OFDM is a type of modulation that is widely used in high data rate wireless transmission because it allows to transform a wideband channel in a set of parallel narrowband channels, which greatly simplifies equalisation, channel estimation, resource allocation etc. For low mobility and large packet size wireless transmission, spectral efficiency can be increased by expanding the OFDM symbol size. In DVB-T2 (digital video broadcasting-second generation terrestrial) and ultra-high-definition TV (UHDTV or super hi-vision, SHV), the OFDM symbol size can be as large as 215 subcarriers. One of the drawbacks of a very large OFDM symbol size is the increased peak-to-average power ratio (PAPR) of the time-domain signal. A large PAPR causes nonlinearity problems and power losses at the power amplifier (PA) as this is forced to operate at lower efficiency.
The performance of a power amplifier (PA) in an OFDM system is greatly affected by the ratio between peak and average power (PAPR) in the time domain signal and the probability distribution of the transmit signal. These parameters are all the more critical in OFDM systems with a large number of subcarriers such as existing and future digital TV broadcasting systems like DVB-T2 and Super Hi-Vision (SHV), where the OFDM symbol size can scale up to 32 K subcarriers.
A number of different techniques have been developed for PAPR reduction in OFDM systems. One strategy for PAPR reduction is tone reservation (TR), whereby a set of subcarriers are not used for data but reserved for a PAPR reduction dummy signal that is orthogonal to the data signal. Through the use of reserved tones the data signal is unaffected. Several techniques are available to calculate the signal for the reserved tones. In one algorithm signal peaks are cancelled iteratively in the time domain by using a set of impulse-like kernels made available by the reserved subcarriers. Another technique, TR using active sets (TR-AS; Krongold, B., Jones, D. (2004, February), An Active-Set Approach for OFDM PAR Reduction via Tone Reservation, IEEE Transactions on Signal Processing, 52(2), 495-509), operates by iteratively cancelling signal peaks by adding a new peak to the set of peaks to be reduced simultaneously at each iteration.

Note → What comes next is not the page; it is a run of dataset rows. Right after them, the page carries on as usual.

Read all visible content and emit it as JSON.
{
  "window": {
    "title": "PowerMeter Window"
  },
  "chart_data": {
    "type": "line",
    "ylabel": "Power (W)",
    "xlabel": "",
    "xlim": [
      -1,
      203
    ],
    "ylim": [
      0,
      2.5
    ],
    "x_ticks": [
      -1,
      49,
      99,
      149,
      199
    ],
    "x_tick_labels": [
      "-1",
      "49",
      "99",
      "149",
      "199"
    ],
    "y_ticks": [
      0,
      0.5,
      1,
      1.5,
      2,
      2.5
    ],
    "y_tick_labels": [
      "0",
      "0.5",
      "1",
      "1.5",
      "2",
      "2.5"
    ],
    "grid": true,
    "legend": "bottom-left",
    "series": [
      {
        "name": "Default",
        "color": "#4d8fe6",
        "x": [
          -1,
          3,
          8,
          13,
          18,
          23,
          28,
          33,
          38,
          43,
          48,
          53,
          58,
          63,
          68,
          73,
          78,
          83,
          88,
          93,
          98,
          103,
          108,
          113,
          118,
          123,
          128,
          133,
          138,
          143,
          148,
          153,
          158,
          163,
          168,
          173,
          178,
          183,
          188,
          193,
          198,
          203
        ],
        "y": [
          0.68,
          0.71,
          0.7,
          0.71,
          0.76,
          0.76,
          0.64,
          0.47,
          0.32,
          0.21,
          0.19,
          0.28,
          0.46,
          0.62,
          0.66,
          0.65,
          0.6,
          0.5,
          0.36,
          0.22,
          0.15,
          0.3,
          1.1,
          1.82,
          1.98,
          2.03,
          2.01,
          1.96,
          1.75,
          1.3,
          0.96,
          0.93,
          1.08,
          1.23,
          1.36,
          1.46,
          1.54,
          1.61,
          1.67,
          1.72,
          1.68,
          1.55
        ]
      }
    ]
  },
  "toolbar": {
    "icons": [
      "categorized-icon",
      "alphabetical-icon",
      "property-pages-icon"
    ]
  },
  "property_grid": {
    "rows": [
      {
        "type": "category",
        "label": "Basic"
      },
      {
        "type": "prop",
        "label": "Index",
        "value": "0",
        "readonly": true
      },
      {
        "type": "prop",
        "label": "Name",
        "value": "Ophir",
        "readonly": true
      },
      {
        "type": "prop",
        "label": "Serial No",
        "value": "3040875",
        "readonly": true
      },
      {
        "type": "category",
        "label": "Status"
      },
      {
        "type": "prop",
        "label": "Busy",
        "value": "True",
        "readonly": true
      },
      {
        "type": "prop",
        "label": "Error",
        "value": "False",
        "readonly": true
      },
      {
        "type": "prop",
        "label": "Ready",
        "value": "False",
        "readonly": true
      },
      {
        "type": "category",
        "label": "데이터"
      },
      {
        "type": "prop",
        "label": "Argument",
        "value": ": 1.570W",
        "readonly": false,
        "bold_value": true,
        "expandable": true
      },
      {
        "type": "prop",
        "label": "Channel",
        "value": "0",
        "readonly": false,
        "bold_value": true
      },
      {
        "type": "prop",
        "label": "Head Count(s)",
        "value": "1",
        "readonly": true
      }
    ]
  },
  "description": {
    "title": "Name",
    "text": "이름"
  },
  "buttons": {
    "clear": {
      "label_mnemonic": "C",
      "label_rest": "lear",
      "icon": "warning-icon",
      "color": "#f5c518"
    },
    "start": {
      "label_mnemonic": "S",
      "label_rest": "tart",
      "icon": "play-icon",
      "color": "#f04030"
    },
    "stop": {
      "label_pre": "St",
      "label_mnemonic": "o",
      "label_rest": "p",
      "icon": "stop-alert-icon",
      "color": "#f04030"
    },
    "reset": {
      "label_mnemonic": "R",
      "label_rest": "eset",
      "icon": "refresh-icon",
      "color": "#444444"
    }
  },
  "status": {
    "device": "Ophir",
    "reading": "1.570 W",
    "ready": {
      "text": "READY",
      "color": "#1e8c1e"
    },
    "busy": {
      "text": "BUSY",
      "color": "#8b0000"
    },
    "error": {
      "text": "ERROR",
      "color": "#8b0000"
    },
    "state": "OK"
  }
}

Although some of these techniques achieve good performance, they offer diminishing returns for increased complexity. Therefore, PAPR tends to reach a plateau after the first few iterations and no significant further reduction results from allowing more complexity. Moreover, it is not clear how far this plateau is from optimal, i.e., what is the lowest possible PAPR that can be achieved with a given number of reserved tones and limit on the average power per tone of the TR signal.